Indonesian coal exports face renewed El Niño risk as supply buffers weaken

Chart showing Indonesian thermal coal exports from 2022 to 2026, highlighting weaker export buffers ahead of a forecast El Niño event in mid-2026.

Indonesian coal markets could face renewed weather-related supply disruption in 2026 as strengthening El Niño conditions threaten exports at a time when global supply buffers appear significantly tighter than during the 2023 event.

The El Niño forecast has firmed: 61% onset by July, 88%+ probability through the second half of 2026. Weather models point to a strong El Niño event, dubbed by media ‘Godzilla’ El Niño.

But the 2023 El Niño event is the wrong reference point.

In 2023, Indonesia entered the dry months exporting up to 43Mt of thermal coal per month. The El Niño cut Jun–Sep exports 8% y-o-y, yet full year exports still increased 13% y-o-y. The system absorbed it.

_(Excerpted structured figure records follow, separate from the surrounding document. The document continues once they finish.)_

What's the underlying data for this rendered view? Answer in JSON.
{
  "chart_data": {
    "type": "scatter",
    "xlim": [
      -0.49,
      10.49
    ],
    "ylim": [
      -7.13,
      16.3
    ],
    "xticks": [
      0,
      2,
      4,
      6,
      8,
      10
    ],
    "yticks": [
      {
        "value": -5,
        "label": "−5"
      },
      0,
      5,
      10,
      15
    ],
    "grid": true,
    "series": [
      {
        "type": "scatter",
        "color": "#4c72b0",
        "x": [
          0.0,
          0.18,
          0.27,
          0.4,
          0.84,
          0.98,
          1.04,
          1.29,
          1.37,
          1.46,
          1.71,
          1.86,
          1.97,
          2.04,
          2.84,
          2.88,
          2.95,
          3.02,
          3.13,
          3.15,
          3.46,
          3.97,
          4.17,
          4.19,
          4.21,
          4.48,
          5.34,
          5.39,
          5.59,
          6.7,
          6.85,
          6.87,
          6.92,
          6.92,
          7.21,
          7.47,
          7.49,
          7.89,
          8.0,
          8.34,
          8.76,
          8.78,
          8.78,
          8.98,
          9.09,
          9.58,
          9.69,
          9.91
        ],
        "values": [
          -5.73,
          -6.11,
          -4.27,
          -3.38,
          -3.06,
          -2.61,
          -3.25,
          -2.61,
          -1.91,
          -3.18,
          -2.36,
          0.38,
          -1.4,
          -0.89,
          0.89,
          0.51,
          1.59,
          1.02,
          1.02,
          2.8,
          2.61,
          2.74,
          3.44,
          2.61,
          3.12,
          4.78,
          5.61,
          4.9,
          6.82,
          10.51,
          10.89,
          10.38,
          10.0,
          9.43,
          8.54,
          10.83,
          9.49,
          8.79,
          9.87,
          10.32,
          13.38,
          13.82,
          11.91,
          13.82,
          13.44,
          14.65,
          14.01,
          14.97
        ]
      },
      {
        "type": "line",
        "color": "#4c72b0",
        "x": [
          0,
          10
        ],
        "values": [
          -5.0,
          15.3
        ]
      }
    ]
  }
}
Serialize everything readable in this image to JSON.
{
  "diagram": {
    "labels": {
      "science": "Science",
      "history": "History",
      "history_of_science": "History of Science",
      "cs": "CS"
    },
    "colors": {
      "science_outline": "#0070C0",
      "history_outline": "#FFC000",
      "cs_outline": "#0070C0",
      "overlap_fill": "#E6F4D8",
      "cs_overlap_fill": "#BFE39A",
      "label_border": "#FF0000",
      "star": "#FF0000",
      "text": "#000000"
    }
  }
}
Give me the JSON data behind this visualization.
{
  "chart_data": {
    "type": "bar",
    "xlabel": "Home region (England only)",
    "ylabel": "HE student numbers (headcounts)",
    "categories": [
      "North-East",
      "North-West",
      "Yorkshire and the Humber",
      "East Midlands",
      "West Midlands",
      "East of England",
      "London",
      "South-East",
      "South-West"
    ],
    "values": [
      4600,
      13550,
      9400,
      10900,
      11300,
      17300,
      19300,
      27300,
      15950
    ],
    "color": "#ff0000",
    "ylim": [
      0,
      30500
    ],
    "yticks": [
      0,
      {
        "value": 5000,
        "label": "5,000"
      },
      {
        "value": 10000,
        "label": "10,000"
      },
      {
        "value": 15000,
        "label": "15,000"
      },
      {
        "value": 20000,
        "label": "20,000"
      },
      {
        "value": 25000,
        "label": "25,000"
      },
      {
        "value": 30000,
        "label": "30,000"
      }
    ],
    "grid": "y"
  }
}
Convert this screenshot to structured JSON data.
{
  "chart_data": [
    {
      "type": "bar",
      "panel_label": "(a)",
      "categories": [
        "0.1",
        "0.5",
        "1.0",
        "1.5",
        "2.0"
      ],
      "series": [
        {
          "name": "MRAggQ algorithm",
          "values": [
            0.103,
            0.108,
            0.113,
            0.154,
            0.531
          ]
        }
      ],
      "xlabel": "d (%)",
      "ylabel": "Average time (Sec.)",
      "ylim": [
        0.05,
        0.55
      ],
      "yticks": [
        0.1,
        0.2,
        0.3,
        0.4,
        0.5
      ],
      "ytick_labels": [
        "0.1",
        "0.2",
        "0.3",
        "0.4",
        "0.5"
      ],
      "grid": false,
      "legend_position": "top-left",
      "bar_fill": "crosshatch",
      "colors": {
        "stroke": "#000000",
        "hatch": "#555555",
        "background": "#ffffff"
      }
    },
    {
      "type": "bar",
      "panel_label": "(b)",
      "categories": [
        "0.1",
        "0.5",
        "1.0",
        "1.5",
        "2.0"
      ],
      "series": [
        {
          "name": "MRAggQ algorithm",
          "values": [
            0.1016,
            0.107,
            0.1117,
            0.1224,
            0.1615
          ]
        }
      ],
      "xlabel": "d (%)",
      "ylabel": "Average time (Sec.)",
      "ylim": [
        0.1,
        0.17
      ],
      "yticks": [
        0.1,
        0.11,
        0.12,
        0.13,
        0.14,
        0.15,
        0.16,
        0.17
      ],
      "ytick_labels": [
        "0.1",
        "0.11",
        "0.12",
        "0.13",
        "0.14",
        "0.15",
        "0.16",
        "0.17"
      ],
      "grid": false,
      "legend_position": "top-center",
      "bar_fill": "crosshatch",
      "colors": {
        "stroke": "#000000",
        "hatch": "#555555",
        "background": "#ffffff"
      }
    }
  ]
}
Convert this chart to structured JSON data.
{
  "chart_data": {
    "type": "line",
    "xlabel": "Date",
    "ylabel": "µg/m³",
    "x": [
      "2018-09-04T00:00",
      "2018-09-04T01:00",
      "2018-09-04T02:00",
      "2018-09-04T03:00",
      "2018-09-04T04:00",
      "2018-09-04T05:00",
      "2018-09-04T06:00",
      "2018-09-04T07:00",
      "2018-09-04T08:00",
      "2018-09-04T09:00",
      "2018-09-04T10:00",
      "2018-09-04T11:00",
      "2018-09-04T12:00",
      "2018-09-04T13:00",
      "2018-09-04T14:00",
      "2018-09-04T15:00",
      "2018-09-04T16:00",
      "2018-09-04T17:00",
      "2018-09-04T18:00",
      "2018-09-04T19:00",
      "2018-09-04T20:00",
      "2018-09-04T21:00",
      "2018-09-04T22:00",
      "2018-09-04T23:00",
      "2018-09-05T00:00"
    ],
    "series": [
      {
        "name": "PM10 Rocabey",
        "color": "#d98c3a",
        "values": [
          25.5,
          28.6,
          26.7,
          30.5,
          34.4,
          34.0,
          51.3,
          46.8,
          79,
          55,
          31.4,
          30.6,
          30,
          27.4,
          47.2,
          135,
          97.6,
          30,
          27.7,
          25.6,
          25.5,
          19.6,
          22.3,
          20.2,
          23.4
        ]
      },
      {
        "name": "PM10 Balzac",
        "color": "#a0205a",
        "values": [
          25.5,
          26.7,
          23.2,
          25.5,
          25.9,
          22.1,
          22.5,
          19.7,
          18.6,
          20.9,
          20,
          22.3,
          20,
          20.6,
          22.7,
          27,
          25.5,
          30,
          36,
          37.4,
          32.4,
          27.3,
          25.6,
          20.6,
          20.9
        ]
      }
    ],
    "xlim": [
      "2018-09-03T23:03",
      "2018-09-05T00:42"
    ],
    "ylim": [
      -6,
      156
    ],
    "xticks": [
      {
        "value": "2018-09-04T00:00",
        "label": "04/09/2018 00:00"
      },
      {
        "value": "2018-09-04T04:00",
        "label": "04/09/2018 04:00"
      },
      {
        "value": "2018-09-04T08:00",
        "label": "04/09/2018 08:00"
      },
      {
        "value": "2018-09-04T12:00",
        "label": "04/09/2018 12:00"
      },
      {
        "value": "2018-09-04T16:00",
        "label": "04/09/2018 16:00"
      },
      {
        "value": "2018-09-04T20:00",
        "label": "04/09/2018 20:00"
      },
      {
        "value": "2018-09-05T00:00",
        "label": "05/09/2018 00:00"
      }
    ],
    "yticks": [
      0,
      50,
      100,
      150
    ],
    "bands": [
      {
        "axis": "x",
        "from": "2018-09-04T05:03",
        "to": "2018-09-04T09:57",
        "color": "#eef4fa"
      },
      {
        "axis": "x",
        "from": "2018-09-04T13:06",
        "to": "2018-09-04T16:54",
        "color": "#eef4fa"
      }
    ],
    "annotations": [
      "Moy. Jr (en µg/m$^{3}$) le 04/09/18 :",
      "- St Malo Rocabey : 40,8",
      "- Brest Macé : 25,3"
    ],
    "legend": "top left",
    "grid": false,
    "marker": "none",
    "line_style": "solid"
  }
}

Year-to-date 2026 exports are running at under 35Mt per month 27% below the same period in 2024. A much smaller starting base.

Of the three mechanisms that absorbed supply in 2023, only one flexed:

· India bought less Indonesian coal, but only because it had a record year for its own domestic production. That mechanism is now at risk.

· River barge logistics get worse under stronger droughts, not better.

· Indonesia’s domestic supply rules push more coal onshore under stress, never less.

A strong El Niño with a positive Indian Ocean Dipole will impact Indian monsoon rainfall in the same coal belts that feed Coal India. If India can’t refill its own stocks, it will incentivise increased coal imports, supporting coal prices to be stronger through the Jun–Oct 2026 window.